The numbers are now driving a renewed effort among state officials to close what they see as a major disconnect between the skills and knowledge students gain in high school and those colleges and universities expect.

"We must do better," Indiana's commissioner for higher education, Teresa Lubbers told the Kokomo Tribune for a story.

"When we hand students a high school diploma, they and their families assume it indicates they're ready for postsecondary coursework. Too often, they're not."

More than 1.7 million college freshmen across the U.S. take remedial courses each year. The annual cost of remediation to states, schools and students is close to $7 billion, according to a 2012 report by the National Bureau of Economic Research.

Fewer than 50 percent of students enrolled in remedial courses complete them. Those who do find their path to graduation delayed or derailed. Two-thirds of students in four-year colleges needing remediation fail to earn their degrees within six years. Fewer than 8 percent of students in two-year colleges earn their degrees within four years.

From a taxpayer's standpoint, remediation is like paying for the same education twice. At Ivy Tech Community College, about two-thirds of incoming freshmen have to take remedial coursework. It's closer to one-third for students attending the state's four-year public universities.
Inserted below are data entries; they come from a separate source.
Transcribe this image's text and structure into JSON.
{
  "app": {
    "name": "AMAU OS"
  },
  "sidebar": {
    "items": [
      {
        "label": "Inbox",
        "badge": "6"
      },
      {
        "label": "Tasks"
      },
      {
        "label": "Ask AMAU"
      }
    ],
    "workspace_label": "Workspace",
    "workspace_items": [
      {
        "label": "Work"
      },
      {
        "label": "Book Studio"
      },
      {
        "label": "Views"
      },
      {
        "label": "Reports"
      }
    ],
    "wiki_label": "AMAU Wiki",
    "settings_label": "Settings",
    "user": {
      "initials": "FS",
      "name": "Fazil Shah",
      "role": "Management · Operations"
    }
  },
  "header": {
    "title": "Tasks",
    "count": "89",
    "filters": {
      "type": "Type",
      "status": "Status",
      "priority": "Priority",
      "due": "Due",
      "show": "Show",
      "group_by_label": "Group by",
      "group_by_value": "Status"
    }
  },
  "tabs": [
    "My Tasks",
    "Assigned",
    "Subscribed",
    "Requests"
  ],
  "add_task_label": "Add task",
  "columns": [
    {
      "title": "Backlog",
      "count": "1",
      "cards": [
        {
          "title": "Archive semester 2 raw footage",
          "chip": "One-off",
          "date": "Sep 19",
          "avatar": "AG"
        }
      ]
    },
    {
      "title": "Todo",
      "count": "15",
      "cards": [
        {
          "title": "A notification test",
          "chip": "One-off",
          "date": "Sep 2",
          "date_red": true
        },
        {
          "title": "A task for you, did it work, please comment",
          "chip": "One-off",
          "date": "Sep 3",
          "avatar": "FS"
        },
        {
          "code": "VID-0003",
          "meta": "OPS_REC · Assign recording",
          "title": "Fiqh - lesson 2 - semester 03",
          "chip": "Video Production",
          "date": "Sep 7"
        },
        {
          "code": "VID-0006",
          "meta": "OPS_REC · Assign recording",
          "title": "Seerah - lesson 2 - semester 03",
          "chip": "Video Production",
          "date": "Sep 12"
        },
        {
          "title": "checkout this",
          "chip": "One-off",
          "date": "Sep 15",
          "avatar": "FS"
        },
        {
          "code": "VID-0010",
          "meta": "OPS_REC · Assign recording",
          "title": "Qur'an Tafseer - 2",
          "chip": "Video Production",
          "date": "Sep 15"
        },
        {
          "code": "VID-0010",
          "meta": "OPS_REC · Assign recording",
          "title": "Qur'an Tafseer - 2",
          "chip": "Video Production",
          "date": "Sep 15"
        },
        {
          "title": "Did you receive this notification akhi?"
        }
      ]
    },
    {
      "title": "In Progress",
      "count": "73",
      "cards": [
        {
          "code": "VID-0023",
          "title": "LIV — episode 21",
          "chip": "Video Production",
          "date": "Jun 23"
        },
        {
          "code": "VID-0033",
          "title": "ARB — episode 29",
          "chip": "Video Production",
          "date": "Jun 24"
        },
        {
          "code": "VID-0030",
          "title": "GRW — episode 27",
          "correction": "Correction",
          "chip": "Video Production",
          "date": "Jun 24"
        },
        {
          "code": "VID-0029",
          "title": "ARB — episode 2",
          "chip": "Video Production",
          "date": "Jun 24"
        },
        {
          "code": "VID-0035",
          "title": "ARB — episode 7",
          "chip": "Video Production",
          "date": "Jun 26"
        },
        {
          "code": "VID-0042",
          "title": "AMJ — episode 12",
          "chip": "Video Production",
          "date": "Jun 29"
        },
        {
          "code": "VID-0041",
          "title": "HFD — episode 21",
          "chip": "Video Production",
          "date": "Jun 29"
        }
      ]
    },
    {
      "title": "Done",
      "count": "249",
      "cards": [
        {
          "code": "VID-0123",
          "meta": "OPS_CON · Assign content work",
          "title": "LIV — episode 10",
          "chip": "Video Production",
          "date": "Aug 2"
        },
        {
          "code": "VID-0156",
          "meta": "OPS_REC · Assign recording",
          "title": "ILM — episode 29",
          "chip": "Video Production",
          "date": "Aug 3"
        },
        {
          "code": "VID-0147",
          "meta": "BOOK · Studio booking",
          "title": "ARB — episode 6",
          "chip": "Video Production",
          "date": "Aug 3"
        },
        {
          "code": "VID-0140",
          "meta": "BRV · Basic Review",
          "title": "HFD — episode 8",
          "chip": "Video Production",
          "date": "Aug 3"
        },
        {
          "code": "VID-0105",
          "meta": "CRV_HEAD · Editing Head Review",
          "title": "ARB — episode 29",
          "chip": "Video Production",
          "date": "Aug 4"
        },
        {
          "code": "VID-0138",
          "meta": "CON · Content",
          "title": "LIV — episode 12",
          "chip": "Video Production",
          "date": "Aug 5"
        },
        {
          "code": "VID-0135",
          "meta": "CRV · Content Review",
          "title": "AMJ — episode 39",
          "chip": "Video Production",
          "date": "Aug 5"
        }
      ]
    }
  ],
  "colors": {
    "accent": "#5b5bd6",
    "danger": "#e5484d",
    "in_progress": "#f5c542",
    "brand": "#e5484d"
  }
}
"The data from our perspective is fairly clear: Earning a Core 40 diploma is not an indicator of college readiness," said Ivy Tech President Tom Snyder.

Gov. Mike Pence made college readiness one of his priorities when taking office last January.

By 2018, 55 percent of Indiana jobs will require some postsecondary education, according to a recent report from the Georgetown University Center on Education and the Workforce.

The state must act to meet that demand. And it must start by reviewing high school graduation standards.